Along with her neighbors, Dela Cruz and the rest of her family failed to secure anything, including clothes and food, before the flood came.

Relief aid

Without slippers and still wearing her sleeping clothes, she waited at the village’s chapel on Thursday for relief assistance from the city government and various groups.

“We do not have anything, no food, no clothes, no house. But somehow, while it bleeds my heart, I have every reason to thank God because we are all safe. My children are still with me,” she said.

Luciana Arania, a resident of Matina Crossing since 1976, said the flash flood, above all, was a test of faith.

“It challenged us to rise above the crisis and to think of others. It felt as if it were the end of the world already and it tested our faith,” she said.

In the middle of the swirling waters, her brother-in-law nearly lost his grip, she said.

“He had thought of jumping into the water with his children. He had thought of giving up out of desperation and helplessness. But out of something, he held on until the water subsided,” Arania said.

A sense of tragedy

Jan Martinez, who moved to the village two years ago with his wife and two children, could have easily escaped the flood by driving away while the water was still rising.

But sensing tragedy, Martinez chose to first secure his children—by sending them aboard a flatbed truck before he went on to help some of their neighbors.

“We heard the children’s cries. ‘Help, help,’ they screamed. And so I and my wife helped them and secured them—brought them to a more secure house which the water tore apart later,” he said.

“The children did not survive the flood,” he said.

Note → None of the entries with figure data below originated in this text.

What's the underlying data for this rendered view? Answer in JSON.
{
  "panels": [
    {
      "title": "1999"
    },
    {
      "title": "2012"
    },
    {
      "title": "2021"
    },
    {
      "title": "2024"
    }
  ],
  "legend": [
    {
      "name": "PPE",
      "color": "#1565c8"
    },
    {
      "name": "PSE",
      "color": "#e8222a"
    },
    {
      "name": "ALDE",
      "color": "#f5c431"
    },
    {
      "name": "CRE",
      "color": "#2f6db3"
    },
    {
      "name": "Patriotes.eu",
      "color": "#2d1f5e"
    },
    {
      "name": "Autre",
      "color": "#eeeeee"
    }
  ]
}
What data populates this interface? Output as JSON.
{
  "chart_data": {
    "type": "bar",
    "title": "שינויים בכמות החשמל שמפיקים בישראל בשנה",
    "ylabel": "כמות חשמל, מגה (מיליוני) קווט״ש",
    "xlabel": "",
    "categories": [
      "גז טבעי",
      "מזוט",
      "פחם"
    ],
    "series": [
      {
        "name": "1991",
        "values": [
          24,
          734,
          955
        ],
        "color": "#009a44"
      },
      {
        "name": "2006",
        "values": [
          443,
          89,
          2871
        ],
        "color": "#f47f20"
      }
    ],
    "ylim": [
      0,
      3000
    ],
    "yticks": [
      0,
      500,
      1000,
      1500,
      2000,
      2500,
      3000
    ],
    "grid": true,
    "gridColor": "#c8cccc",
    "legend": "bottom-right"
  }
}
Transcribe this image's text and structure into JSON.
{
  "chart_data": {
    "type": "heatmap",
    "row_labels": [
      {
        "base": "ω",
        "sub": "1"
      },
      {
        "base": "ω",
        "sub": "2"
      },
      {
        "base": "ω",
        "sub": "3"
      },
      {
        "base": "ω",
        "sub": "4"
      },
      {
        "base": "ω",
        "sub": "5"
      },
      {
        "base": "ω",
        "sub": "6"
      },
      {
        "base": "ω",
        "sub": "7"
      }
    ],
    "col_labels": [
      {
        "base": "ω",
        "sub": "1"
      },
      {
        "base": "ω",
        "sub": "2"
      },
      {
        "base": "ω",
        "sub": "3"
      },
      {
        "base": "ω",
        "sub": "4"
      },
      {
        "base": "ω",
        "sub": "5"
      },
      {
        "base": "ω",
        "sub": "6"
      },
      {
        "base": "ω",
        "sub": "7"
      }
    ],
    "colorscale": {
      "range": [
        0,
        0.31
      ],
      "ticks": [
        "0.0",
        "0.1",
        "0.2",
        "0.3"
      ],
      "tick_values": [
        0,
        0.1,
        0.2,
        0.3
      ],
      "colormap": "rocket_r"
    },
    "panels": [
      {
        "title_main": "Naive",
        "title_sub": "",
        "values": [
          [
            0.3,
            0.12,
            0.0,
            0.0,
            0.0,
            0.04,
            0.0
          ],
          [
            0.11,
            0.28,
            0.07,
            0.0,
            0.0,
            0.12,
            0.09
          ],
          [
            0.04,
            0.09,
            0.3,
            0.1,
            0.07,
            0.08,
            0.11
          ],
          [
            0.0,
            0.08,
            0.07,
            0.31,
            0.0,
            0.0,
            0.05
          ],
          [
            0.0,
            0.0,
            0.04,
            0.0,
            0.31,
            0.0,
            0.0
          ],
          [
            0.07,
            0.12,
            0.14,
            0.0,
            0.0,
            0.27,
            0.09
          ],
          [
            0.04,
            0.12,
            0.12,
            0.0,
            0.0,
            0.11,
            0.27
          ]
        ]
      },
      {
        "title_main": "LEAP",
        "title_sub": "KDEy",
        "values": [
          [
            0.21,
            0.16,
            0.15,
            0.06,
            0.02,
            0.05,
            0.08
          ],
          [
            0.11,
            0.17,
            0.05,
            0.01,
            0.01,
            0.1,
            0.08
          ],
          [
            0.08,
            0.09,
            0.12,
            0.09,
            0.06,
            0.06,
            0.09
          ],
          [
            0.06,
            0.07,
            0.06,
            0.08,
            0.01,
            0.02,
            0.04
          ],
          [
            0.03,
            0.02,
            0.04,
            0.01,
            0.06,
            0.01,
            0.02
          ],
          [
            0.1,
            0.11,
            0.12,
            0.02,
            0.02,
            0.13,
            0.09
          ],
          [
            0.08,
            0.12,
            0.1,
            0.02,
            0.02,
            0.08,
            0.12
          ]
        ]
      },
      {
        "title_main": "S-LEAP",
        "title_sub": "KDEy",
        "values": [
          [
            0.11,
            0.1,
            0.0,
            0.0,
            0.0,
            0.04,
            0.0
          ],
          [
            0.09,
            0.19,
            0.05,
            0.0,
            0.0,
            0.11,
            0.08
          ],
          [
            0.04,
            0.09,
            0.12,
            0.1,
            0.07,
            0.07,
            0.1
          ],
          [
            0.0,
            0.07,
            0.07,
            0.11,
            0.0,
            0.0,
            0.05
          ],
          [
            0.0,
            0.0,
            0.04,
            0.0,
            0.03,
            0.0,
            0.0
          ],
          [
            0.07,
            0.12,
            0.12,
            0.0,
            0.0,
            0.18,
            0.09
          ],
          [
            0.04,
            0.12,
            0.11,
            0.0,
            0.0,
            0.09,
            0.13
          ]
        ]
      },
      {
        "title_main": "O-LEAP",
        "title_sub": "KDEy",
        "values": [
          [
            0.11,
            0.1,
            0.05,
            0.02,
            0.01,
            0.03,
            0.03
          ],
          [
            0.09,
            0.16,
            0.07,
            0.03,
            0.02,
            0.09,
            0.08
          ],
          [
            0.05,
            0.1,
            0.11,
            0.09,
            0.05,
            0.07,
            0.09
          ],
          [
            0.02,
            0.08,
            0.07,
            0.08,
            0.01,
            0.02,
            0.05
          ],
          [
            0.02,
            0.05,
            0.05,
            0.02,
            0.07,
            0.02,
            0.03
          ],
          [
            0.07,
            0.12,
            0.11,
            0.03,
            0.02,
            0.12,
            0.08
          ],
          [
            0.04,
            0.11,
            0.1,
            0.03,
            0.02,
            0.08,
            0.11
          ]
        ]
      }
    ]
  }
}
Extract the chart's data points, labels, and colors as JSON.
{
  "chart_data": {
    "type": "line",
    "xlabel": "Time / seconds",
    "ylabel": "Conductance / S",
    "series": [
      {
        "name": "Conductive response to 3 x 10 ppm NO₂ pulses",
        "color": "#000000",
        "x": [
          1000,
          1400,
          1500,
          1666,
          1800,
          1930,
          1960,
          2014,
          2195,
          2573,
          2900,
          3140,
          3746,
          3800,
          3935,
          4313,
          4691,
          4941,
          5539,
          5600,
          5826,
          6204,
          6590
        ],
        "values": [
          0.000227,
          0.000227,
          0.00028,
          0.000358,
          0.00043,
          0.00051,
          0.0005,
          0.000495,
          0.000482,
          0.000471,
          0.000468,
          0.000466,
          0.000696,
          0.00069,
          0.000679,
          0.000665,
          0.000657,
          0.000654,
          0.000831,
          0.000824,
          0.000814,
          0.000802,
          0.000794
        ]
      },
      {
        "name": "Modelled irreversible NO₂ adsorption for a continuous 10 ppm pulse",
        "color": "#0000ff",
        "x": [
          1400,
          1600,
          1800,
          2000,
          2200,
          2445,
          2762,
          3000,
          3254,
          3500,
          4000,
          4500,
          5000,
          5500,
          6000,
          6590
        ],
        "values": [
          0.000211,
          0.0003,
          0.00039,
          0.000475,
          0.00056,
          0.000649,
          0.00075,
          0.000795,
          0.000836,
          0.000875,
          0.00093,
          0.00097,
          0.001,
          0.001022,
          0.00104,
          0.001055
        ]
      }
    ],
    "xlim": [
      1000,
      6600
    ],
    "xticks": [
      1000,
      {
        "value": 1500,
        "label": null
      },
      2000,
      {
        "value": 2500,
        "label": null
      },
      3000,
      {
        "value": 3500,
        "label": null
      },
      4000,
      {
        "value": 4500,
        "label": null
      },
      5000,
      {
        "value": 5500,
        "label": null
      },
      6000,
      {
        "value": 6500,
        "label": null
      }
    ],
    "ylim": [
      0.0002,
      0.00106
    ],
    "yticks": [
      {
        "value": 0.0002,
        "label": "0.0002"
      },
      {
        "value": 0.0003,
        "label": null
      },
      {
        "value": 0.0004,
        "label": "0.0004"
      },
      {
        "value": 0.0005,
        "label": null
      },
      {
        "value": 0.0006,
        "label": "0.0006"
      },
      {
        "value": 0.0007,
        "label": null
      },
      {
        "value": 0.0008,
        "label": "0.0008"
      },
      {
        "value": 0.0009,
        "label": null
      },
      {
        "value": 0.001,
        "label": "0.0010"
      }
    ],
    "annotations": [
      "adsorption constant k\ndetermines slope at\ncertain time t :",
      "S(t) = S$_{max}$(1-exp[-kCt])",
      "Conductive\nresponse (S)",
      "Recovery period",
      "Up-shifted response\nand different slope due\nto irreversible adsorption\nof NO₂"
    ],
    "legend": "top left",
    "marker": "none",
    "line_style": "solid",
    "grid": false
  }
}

He was referring to the Valderoza siblings—Rowena, 7; Catherine, 4; and Rogelio III, 2.

Survivors

For 67-year-old Rogelio Mascarinas, the flood could have been heaven’s way of telling people to “keep their faith stronger.”

“Maybe He was trying to grab our attention or maybe He was telling us something,” he said.

Mascarinas who, with his five grandchildren, stayed on the rooftop of his house, said those who survived have just been given a new lease on life.

For Maricris, the tragic loss of her children is something that must be accepted but surely will be difficult to forget.

“Maybe, this is the will of God,” she said.

And, maybe, it was also God that was in the mind of Melchin Soreño before she was swallowed by the flood, along with their shanty.

“She kissed our Bible and then she said, ‘Help us, Lord,’” recalled Chona, Melchin’s mother. Melchin was only 2 years old.